Penny Patch
December 1943 –
Raised in New York, New York
Young people challenging other young people to become part of the southern movement was an important dimension of SNCC. And it was not confined to race or southern geography. Penny Patch was a white student at Swarthmore College during the early 1960s. At a protest while still in school, she met SNCC organizers Reggie Robinson and Dion Diamond, who were recruiting students to work on southern voter registration and direct action projects. Patch immediately volunteered but was told that SNCC was mainly looking for black students.
A few months later, however, Patch got a phone call. Charles Sherrod had organized an integrated field project in Southwest Georgia. All she knew about the South was what she had read in Gone With the Wind. Without asking her parents for permission, Patch became the first white woman working on a SNCC field project in the Deep South in June 1962. She was eighteen. When the Movement presented itself “right smack in [her] face,” Patch recalled, she didn’t think twice. “Being a bystander was simply not an option.”
In Southwest Georgia, Patch “learned to cook, type, and do office work. [She] also learned to drive a car, listen and persuade, develop strategy, organize people to register to vote and go on demonstrations, act independently if necessary, speak in public, and keep working despite fear and exhaustion.”

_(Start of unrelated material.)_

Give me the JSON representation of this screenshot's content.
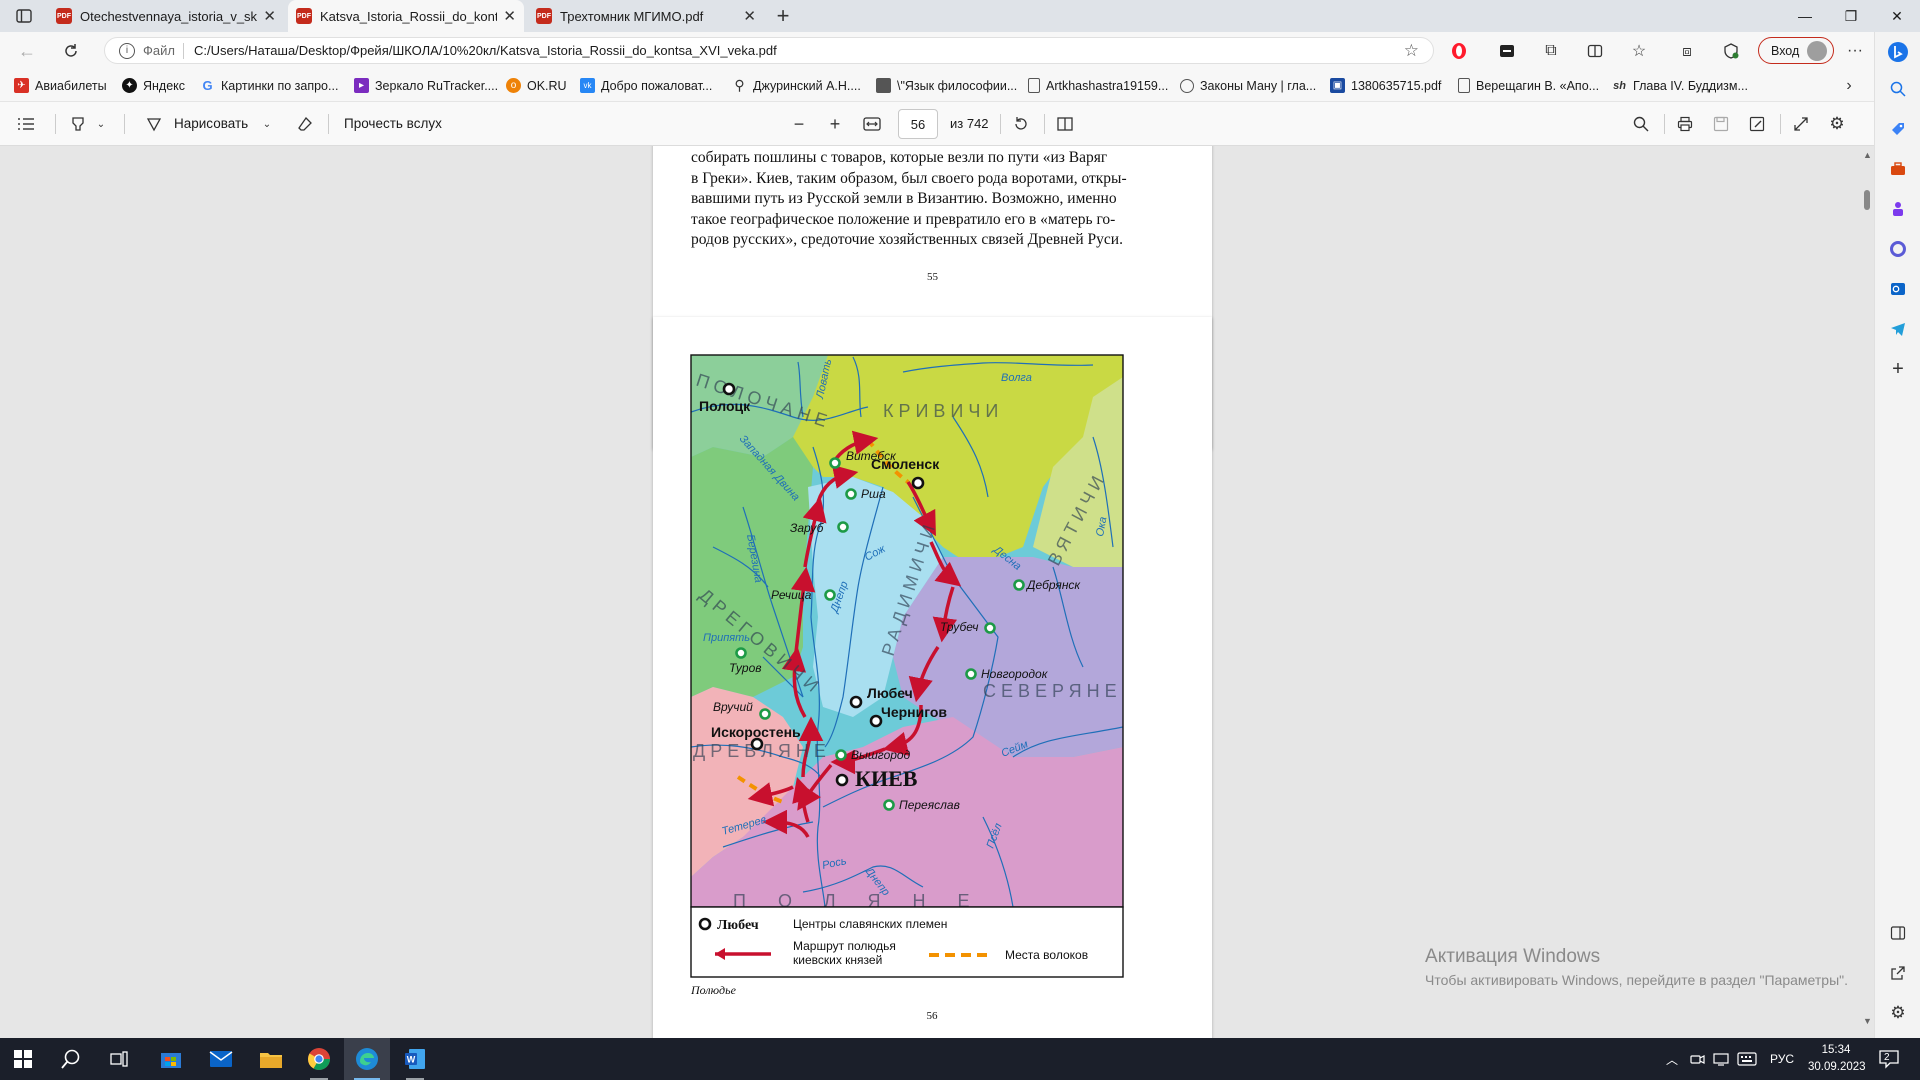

After just a few weeks in the field, her awareness of herself as one of the few white people quickly faded. “The sensation for me was of melting into the crowd. If I looked at other people, which is more often what I was doing, then I would see people just like me. Or rather, what happened is that I came to feel that I looked just like them.”
Patch’s role as a fieldworker in the Deep South was an experiment and did not come without its challenges. She faced intimidation and threats from whites in southern communities, but her status as a white woman afforded her a degree of protection from many assaults by whites. At the same time, her presence often put others in physical danger. In 1962, while living with Mama Dolly Raines on her farm, Patch was asked to leave. Mama Dolly had been receiving threatening phone calls in response to the white woman who was staying with her, and it was decided it would be best if Patch relocate to a more neutral location.
Such moments were painful for Patch, but as she later recalled, “it was all part of my education about the limits my whiteness placed on my usefulness, and I was struggling so hard to grasp that if I wanted to do this work, I was going to have to subordinate my personal needs.”
After her time in SNCC, Patch went on to focus on maternal health, working as a nurse midwife in rural communities. Throughout her life she has also continued to lead and participate in racial justice work within and outside of her own community.
Sources
Wesley Hogan, Many Minds, One Heart: SNCC’s Dream for a New America (Chapel Hill: University of North Carolina Press, 2007).
Penny Patch, “Sweet Tea at Shoney’s,” Deep in Our Hearts: Nine White Women in the Freedom Movement, edited by Constance Curry, et al. (Athens, GA: University of Georgia Press, 2000), 131-170.
Penny Patch, “The Mississippi Cotton Vote,” Hands on the Freedom Plow: Personal Accounts by Women in SNCC, edited by Faith Holsaert, et al. (Urbana: University of Illinois Press, 2010), 403-409.